I am looking for a proof of the following statement:
Let $f \in \mathbb{Q}[X]$ be an irreducible polynomial with integer coefficients. Then, there are infinitely many primes $p$ such that the reduction of $f$ modulo $p$ splits completely in $\mathbb{Z}/p\mathbb{Z}$.
I only know a proof "by model theory" explained in an answer to this question: Non-standard proofs of standard theorems. Now, I am wondering how a "purely algebraic" proof or at least a proof without model theory might look like. Is the proof complicated or is this even a trivial fact? In the case of the former or if the proof is simply to long to be stated here, it would also be sufficient if someone can point me to the appropriate literature. Thank you!

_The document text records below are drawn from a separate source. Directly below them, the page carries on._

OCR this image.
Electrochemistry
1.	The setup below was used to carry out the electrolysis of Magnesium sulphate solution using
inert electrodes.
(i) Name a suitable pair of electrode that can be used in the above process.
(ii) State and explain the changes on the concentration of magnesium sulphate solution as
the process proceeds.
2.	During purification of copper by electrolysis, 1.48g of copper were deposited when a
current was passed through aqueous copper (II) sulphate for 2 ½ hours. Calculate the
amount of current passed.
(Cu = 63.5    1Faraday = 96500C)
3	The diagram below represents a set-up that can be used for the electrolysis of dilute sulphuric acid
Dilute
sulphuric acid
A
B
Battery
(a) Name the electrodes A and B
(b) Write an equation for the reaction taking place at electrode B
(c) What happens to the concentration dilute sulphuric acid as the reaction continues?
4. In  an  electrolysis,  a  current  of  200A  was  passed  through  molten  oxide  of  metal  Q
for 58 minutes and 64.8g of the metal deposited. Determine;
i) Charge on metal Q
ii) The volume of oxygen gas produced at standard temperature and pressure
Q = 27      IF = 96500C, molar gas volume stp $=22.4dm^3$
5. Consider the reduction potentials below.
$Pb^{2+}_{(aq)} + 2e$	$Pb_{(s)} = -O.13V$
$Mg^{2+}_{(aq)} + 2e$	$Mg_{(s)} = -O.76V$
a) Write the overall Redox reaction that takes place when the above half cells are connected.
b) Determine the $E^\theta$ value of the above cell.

If $a$ is a root of the polynomial. Then we can consider the extension $\mathbb{Q}(a)/\mathbb{Q}$. Then, by algebraic number theory, $f$ splitting into linear factors modulo a prime $p$ implies that the prime $p$ splits completely in the ring of integers of $\mathbb{Q}(a)$ (other than the finitely many primes that are not relatively prime to the conductor). However, by Chebotaryov's density theorem, this happens asymptotically for $\frac{1}{n}$th of the primes where $n$ is the degree of $f$ so it happens for infinitely many of them.